Il semble donc évident que les phospholipides peuvent être intrinsèques aux interactions des protéines anticoagulantes et des auto-anticorps à la fois en ancrant et en augmentant la densité de surface d’au moins certaines de ces protéines et en modifiant leur conformation d’une manière qui peut être importante à la fois pour leurs fonctions hémostatiques ou anticoagulantes et pour la capacité des anticorps pathologiques à les lier. Il s’ensuit que différents environnements membranaires phospholipidiques, créés par divers états pathologiques ou degrés d’activation immunitaire, pourraient avoir des effets profonds sur la pathogénicité des anticorps antiphospholipides. Par exemple, la structure et la longueur des chaînes d’acides gras dans les phospholipides peuvent jouer un rôle critique dans la liaison des sérums humains dans un ELISA antiphospholipide, avec une liaison préférentielle des auto-anticorps au phosphatidlyglycérol C18:1, et les anticorps antiphospholipides peuvent avoir une affinité accrue pour la lysophosphatidyléthanolamine par rapport à la phosphatidyléthanolamine. Une vaste littérature suggérant la complexité des préférences phospholipidiques des sérums cliniques contenant des anticorps anti-phospholipides reste à relier à la reconnaissance évolutive du fait que beaucoup, sinon la plupart, de ces anticorps reconnaissent des protéines spécifiques de liaison aux lipides dans le contexte de ces spécificités phospholipidiques. Comme l’ont examiné Rauch et Janoff, les données préliminaires suggèrent que les kininogènes médient la liaison des anticorps à la phosphatidyléthanolamine, la prothrombine, et/ou l’annexine V peuvent être les cibles des anticorps anti-phosphatidylsérine, et les anticorps se liant aux érythrocytes peuvent reconnaître un antigène complexe impliquant la phosphatidylcholine .

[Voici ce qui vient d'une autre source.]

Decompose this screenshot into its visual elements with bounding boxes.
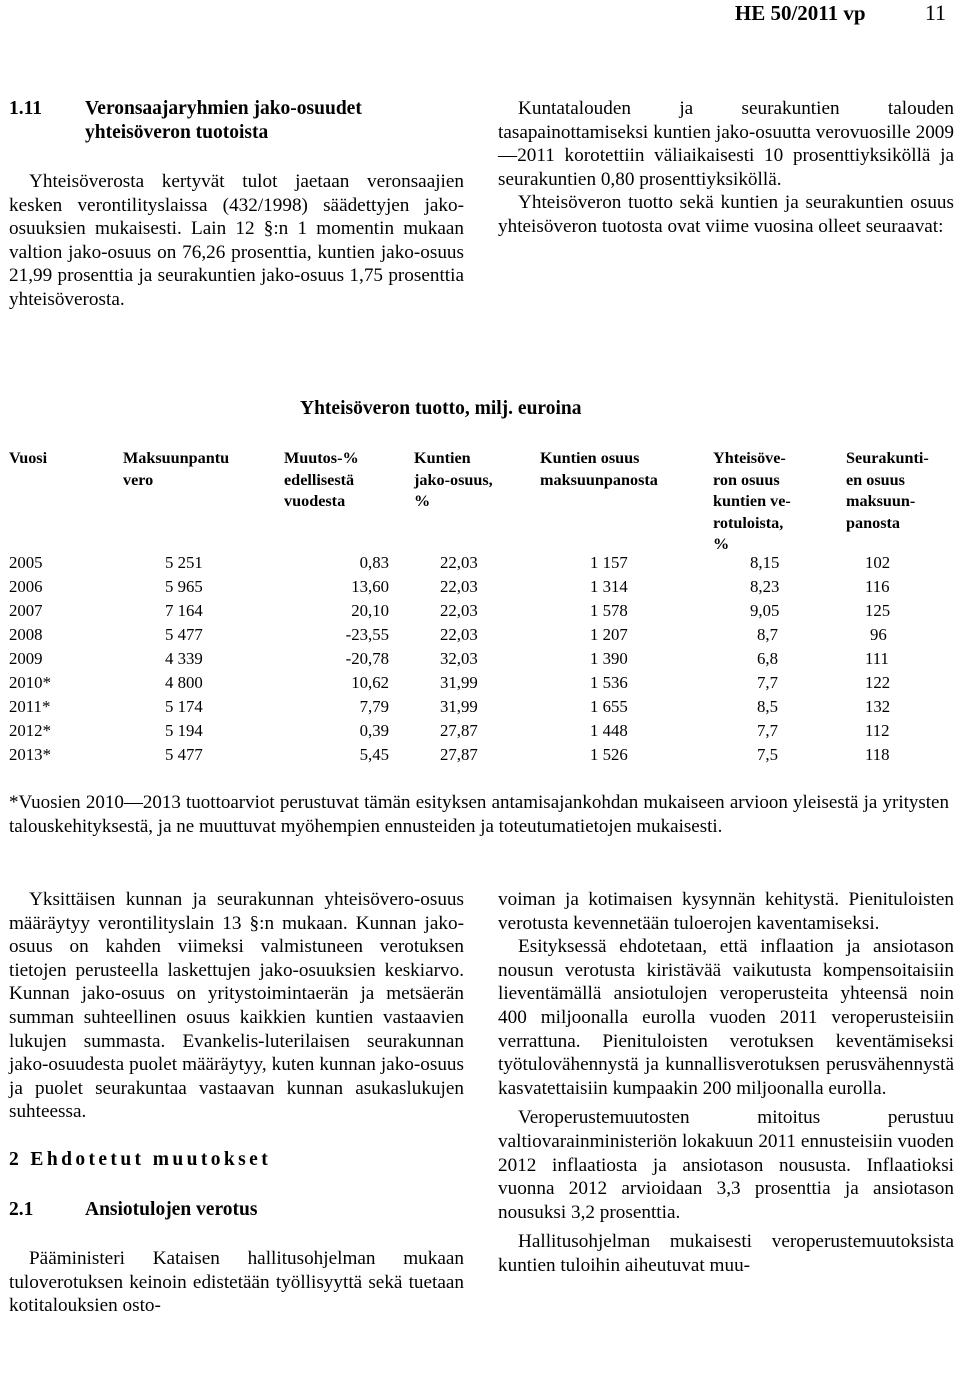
paragraph-inflation-compensation: Esityksessä ehdotetaan, että inflaation ja ansiotason nousun verotusta kiristävää vaikutusta kompensoitaisiin lieventämällä ansiotulojen veroperusteita yhteensä noin 400 miljoonalla eurolla vuoden 2011 veroperusteisiin verrattuna. Pienituloisten verotuksen keventämiseksi työtulovähennystä ja kunnallisverotuksen perusvähennystä kasvatettaisiin kumpaakin 200 miljoonalla eurolla. <box>498 936 954 1099</box>
page-number: 11 <box>924 0 946 25</box>
subsection-number: 2.1 <box>9 1198 34 1220</box>
table-header-year: Vuosi <box>9 449 48 467</box>
table-header-levied-tax: Maksuunpantu vero <box>123 449 230 489</box>
chapter-heading: 2 Ehdotetut muutokset <box>9 1148 272 1170</box>
section-heading <box>9 97 464 144</box>
table-header-municipal-share: Kuntien jako-osuus, % <box>414 449 493 510</box>
paragraph-table-intro: Yhteisöveron tuotto sekä kuntien ja seurakuntien osuus yhteisöveron tuotosta ovat viime vuosina olleet seuraavat: <box>498 192 954 237</box>
upper-left-column <box>9 97 464 312</box>
paragraph-purchasing-power: voiman ja kotimaisen kysynnän kehitystä. Pienituloisten verotusta kevennetään tuloerojen kaventamiseksi. <box>498 889 954 934</box>
table-body <box>0 553 960 773</box>
paragraph-distribution: Yhteisöverosta kertyvät tulot jaetaan veronsaajien kesken verontilityslaissa (432/1998) säädettyjen jako-osuuksien mukaisesti. Lain 12 §:n 1 momentin mukaan valtion jako-osuus on 76,26 prosenttia, kuntien jako-osuus 21,99 prosenttia ja seurakuntien jako-osuus 1,75 prosenttia yhteisöverosta. <box>9 171 464 310</box>
paragraph-individual-share: Yksittäisen kunnan ja seurakunnan yhteisövero-osuus määräytyy verontilityslain 13 §:n mukaan. Kunnan jako-osuus on kahden viimeksi valmistuneen verotuksen tietojen perusteella laskettujen jako-osuuksien keskiarvo. Kunnan jako-osuus on yritystoimintaerän ja metsäerän summan suhteellinen osuus kaikkien kuntien vastaavien lukujen summasta. Evankelis-luterilaisen seurakunnan jako-osuudesta puolet määräytyy, kuten kunnan jako-osuus ja puolet seurakuntaa vastaavan kunnan asukaslukujen suhteessa. <box>9 889 464 1123</box>
table-row: 2012* 5 194 0,39 27,87 1 448 7,7 112 <box>9 721 890 740</box>
table-row: 2005 5 251 0,83 22,03 1 157 8,15 102 <box>9 553 891 572</box>
page-header <box>735 0 946 26</box>
section-number: 1.11 <box>9 98 43 119</box>
upper-right-column <box>498 97 954 239</box>
table-row: 2009 4 339 -20,78 32,03 1 390 6,8 111 <box>9 649 889 668</box>
table-header-change-pct: Muutos-% edellisestä vuodesta <box>284 449 359 510</box>
document-id: HE 50/2011 vp <box>734 1 866 25</box>
paragraph-temporary-raise: Kuntatalouden ja seurakuntien talouden tasapainottamiseksi kuntien jako-osuutta verovuosille 2009—2011 korotettiin väliaikaisesti 10 prosenttiyksiköllä ja seurakuntien 0,80 prosenttiyksiköllä. <box>498 98 954 190</box>
table-row: 2006 5 965 13,60 22,03 1 314 8,23 116 <box>9 577 890 596</box>
table-row: 2008 5 477 -23,55 22,03 1 207 8,7 96 <box>9 625 887 644</box>
table-row: 2010* 4 800 10,62 31,99 1 536 7,7 122 <box>9 673 891 692</box>
table-header-municipal-amount: Kuntien osuus maksuunpanosta <box>540 449 658 489</box>
paragraph-municipal-effects: Hallitusohjelman mukaisesti veroperustemuutoksista kuntien tuloihin aiheutuvat muu- <box>498 1231 954 1276</box>
table-title: Yhteisöveron tuotto, milj. euroina <box>300 398 582 419</box>
subsection-title: Ansiotulojen verotus <box>85 1198 258 1220</box>
table-footnote: *Vuosien 2010—2013 tuottoarviot perustuvat tämän esityksen antamisajankohdan mukaiseen arvioon yleisestä ja yritysten talouskehityksestä, ja ne muuttuvat myöhempien ennusteiden ja toteutumatietojen mukaisesti. <box>9 792 949 837</box>
table-header-tax-revenue-share: Yhteisöve- ron osuus kuntien ve- rotuloista, % <box>713 449 791 553</box>
table-header-parish-share: Seurakunti- en osuus maksuun- panosta <box>846 449 929 532</box>
subsection-heading <box>9 1198 464 1222</box>
lower-right-column <box>498 888 954 1278</box>
section-title-line2: yhteisöveron tuotoista <box>85 121 269 143</box>
paragraph-forecast-basis: Veroperustemuutosten mitoitus perustuu valtiovarainministeriön lokakuun 2011 ennusteisiin vuoden 2012 inflaatiosta ja ansiotason noususta. Inflaatioksi vuonna 2012 arvioidaan 3,3 prosenttia ja ansiotason nousuksi 3,2 prosenttia. <box>498 1107 954 1223</box>
section-title-line1: Veronsaajaryhmien jako-osuudet <box>85 98 362 119</box>
paragraph-government-programme: Pääministeri Kataisen hallitusohjelman mukaan tuloverotuksen keinoin edistetään työllisyyttä sekä tuetaan kotitalouksien osto- <box>9 1248 464 1317</box>
lower-left-column <box>9 888 464 1318</box>
table-row: 2013* 5 477 5,45 27,87 1 526 7,5 118 <box>9 745 890 764</box>
table-row: 2011* 5 174 7,79 31,99 1 655 8,5 132 <box>9 697 891 716</box>
table-row: 2007 7 164 20,10 22,03 1 578 9,05 125 <box>9 601 891 620</box>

Les phospholipides anioniques, le fond favorable le plus commun pour favoriser la liaison des sérums antiphospholipides, sont normalement absents de la surface extracellulaire des membranes cellulaires, mais se redistribuent des feuillets internes aux feuillets externes soit pendant l’activation cellulaire, soit dans les premiers stades de la mort cellulaire programmée (apoptose) . On a constaté que les anticorps antiphospholipides se lient spécifiquement aux thymocytes apoptotiques mais non viables, d’une manière dépendante de la β2-glycoprotéine I . En outre, les phospholipides exposés chargés négativement, tels que la phosphatidylsérine, sont considérés comme de puissants procoagulants de surface, un phénomène qui est amélioré par la protéine de liaison à la phosphatidylsérine, l’annexine V, qui a été trouvée liée directement à la surface externe des globules apoptotiques.

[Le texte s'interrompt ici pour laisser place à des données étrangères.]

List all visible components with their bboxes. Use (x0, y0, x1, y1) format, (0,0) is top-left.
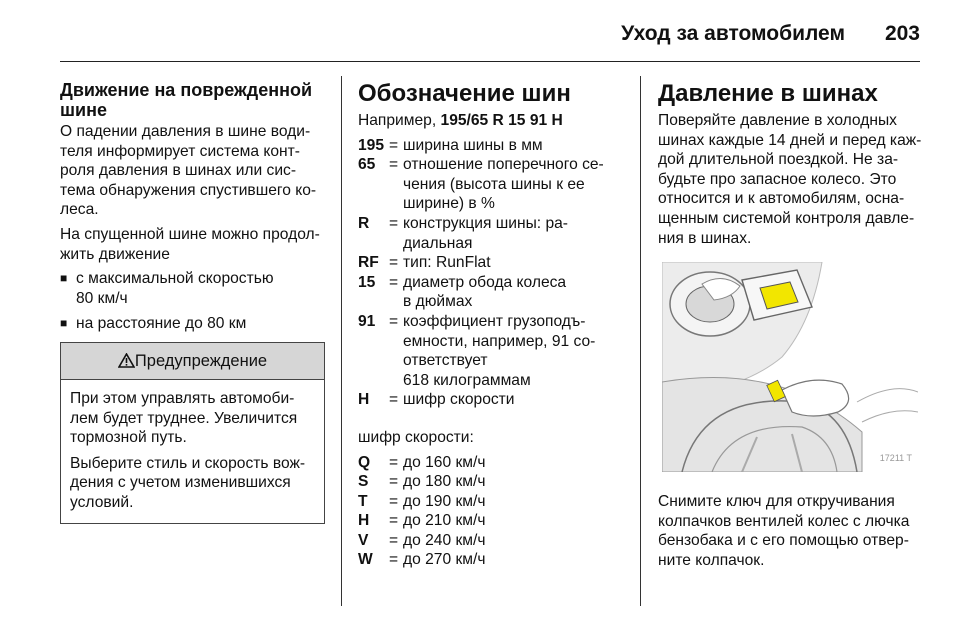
warning-paragraph: Выберите стиль и скорость вож- дения с учетом изменившихся условий. (70, 454, 306, 511)
column-tire-pressure (658, 80, 923, 576)
column-divider (341, 76, 342, 606)
speed-code-heading: шифр скорости: (358, 428, 474, 446)
example-line: Например, 195/65 R 15 91 H (358, 112, 563, 129)
warning-header (61, 343, 324, 380)
definition-row: 65 = отношение поперечного се- чения (высота шины к ее ширине) в % (358, 156, 604, 213)
speed-row: H = до 210 км/ч (358, 512, 486, 530)
speed-row: V = до 240 км/ч (358, 531, 486, 549)
speed-row: S = до 180 км/ч (358, 473, 486, 491)
definition-row: 195 = ширина шины в мм (358, 136, 543, 154)
column-damaged-tire (60, 80, 325, 524)
definition-row: H = шифр скорости (358, 391, 515, 409)
header-divider (60, 61, 920, 62)
speed-row: W = до 270 км/ч (358, 551, 486, 569)
definition-row: 91 = коэффициент грузоподъ- емности, например, 91 со- ответствует 618 килограммам (358, 312, 596, 389)
section-heading-tire-designation: Обозначение шин (358, 80, 571, 107)
section-heading-damaged-tire: Движение на поврежденной шине (60, 80, 313, 120)
bullet-item: ■ на расстояние до 80 км (60, 314, 325, 334)
definition-row: 15 = диаметр обода колеса в дюймах (358, 273, 567, 311)
column-divider (640, 76, 641, 606)
valve-cap-illustration (662, 262, 918, 472)
warning-title: Предупреждение (134, 351, 268, 370)
warning-triangle-icon (118, 353, 135, 368)
figure-code: 17211 T (879, 452, 912, 463)
section-heading-tire-pressure: Давление в шинах (658, 80, 878, 107)
paragraph: О падении давления в шине води- теля информирует система конт- роля давления в шинах или сис- тема обнаружения спустившего ко- леса. (60, 123, 317, 219)
warning-paragraph: При этом управлять автомоби- лем будет труднее. Увеличится тормозной путь. (70, 389, 298, 447)
page-number: 203 (884, 22, 920, 45)
definition-row: RF = тип: RunFlat (358, 254, 491, 272)
paragraph: Поверяйте давление в холодных шинах каждые 14 дней и перед каж- дой длительной поездкой. Не за- будьте про запасное колесо. Это относится и к автомобилям, осна- щенным системой контроля давле- ния в шинах. (658, 112, 922, 247)
speed-row: T = до 190 км/ч (358, 492, 486, 510)
speed-row: Q = до 160 км/ч (358, 453, 486, 471)
paragraph: На спущенной шине можно продол- жить движение (60, 225, 320, 263)
column-tire-designation (358, 80, 626, 570)
running-header-title: Уход за автомобилем (621, 22, 845, 45)
fuel-flap-and-wheel-image (662, 262, 918, 472)
paragraph: Снимите ключ для откручивания колпачков вентилей колес с лючка бензобака и с его помощью отвер- ните колпачок. (658, 493, 910, 569)
bullet-item: ■ с максимальной скоростью 80 км/ч (60, 269, 325, 308)
definition-row: R = конструкция шины: ра- диальная (358, 214, 568, 252)
warning-box (60, 342, 325, 524)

Les résultats suggèrent que la controverse entourant la question de savoir si les anticorps anti-phospholipides reconnaissent uniquement les protéines de liaison aux phospholipides, ou se lient parfois à un phospholipide seul ou à un antigène complexe, peut être fausse. In vivo, les protéines régulatrices de la coagulation sont en étroite association avec les phospholipides et elles peuvent être étroitement complexées pendant les événements hémostatiques. En ciblant soit le phospholipide soit les protéines cofacteurs proches, les anticorps hétérogènes peuvent interférer avec les rôles des deux dans la coagulation.